Les forces en présence (le
7 mars 2008)
Après le coup dur des législatives, où il a été battu par Michèle Delaunay
(51 %), et sa démission du gouvernement, on redoutait, à l'UMP, un abandon
de la mairie de Bordeaux par Alain Juppé. Mais fort des 56 %
obtenus lors des municipales partielles, organisées en 2006 pour
son retour aux affaires après la parenthèse canadienne, et d'un sondage du
20 février le créditant de 55 % des voix, ce dernier
refuse d'entendre parler de la "lassitude des Bordelais". L'ancien
Premier ministre bénéficiera également de l'appui du
Modem local. François Bayrou a lui même annoncé le 14
décembre un "partenariat" avec les listes UMP à Bordeaux.
Les 6 élus Modem que compte actuellement la majorité municipale
ne se retourneront pas contre Alain Juppé en 2008. Mais rien n'est
gagné pour autant pour la droite à Bordeaux. Ségolène Royal
y a battu Nicolas Sarkozy avec 52 % des voix au second tour de la présidentielle
et Alain Juppé sera opposé à un ténor socialiste
local : Alain Rousset, président du conseil régional d'Aquitaine, qui
a décidé de mener la campagne en duo avec Michèle Delaunay.
En juin, ce dernier a, contrairement à son futur adversaire, été largement
élu député de Gironde avec 60 % des voix. Il devrait jouer la "rupture"

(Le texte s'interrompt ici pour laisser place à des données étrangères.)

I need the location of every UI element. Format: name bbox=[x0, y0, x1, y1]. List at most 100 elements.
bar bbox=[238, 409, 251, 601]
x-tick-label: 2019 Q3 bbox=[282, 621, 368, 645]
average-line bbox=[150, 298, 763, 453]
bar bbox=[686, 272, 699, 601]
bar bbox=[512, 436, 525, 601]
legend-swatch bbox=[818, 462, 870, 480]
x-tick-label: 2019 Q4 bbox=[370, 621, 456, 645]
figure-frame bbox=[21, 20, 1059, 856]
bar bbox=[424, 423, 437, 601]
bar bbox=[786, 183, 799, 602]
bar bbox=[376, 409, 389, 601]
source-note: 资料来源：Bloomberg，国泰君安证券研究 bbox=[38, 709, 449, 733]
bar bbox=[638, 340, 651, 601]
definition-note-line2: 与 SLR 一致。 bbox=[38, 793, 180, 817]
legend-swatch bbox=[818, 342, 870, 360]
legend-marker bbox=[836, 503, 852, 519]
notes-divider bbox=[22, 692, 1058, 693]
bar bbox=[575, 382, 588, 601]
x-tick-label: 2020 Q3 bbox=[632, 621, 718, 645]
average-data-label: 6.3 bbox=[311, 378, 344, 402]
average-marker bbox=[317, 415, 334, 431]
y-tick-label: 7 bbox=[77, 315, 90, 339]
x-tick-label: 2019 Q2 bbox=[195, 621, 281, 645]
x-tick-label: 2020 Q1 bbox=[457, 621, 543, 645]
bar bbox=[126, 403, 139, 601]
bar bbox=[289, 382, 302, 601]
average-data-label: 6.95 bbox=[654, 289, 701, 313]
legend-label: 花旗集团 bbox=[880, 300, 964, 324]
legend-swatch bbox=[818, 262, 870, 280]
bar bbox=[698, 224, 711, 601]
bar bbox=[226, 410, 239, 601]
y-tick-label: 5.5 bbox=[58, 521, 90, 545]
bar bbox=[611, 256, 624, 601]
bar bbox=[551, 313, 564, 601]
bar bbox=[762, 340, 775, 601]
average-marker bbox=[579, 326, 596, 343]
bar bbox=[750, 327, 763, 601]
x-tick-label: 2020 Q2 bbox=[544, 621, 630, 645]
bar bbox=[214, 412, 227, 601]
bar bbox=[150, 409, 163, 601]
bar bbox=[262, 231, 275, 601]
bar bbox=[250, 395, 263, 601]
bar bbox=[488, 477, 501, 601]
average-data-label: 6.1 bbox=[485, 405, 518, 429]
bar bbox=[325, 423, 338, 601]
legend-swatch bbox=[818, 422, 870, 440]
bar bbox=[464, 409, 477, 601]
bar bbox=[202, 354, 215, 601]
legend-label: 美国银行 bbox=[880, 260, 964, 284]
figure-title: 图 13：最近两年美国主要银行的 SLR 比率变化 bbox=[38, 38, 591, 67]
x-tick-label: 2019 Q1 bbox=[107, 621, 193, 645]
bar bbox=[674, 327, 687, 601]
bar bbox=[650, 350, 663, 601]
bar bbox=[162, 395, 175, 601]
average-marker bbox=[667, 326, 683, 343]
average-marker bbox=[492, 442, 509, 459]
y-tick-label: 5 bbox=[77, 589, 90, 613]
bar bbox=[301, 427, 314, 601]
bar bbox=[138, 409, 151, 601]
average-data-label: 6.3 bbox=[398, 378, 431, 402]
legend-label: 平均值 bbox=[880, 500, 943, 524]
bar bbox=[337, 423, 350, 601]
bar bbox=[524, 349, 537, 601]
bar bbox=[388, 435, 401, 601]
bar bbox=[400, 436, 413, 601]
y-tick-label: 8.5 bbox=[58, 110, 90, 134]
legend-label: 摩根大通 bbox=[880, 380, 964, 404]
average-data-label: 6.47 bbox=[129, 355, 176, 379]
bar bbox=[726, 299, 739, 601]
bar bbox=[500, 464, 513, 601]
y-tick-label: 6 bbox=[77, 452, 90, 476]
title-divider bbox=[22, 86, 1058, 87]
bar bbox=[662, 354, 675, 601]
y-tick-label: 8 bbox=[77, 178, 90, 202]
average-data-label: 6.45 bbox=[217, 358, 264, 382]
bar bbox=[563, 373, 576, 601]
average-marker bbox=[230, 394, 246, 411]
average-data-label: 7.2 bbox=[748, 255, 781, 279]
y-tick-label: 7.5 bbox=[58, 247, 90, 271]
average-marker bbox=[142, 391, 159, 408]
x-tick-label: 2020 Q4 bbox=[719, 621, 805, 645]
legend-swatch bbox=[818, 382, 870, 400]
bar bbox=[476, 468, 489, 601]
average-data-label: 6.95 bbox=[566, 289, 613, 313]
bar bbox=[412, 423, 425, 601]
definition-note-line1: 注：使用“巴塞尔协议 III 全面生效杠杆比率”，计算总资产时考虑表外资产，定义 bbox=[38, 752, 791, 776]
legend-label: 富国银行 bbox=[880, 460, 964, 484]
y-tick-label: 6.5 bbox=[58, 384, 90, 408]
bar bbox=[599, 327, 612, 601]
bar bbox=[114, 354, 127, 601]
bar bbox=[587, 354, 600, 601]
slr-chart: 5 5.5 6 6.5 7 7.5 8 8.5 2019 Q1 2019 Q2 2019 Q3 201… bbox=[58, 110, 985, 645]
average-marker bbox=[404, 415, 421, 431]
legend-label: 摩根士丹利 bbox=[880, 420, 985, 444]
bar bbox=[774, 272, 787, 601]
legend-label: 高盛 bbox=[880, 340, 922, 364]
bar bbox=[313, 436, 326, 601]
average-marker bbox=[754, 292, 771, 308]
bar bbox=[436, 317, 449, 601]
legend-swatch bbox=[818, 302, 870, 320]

après 60 années de domination de la droite et affirme vouloir
tourner la page du "chabanisme". Philippe Dorthe, candidat PS de
la première heure, a déjà appellé à l'union et
soutient ardemment Alain Rousset depuis plusieurs mois. Tout comme Pierre
Hurmic, ancienne tête de liste des Verts, dont les scores étaient
proches des 10 % aux dernières élections. Le duel Juppé-Rousset
ne devrait donc pas laisser beaucoup de place à d'autres challengers.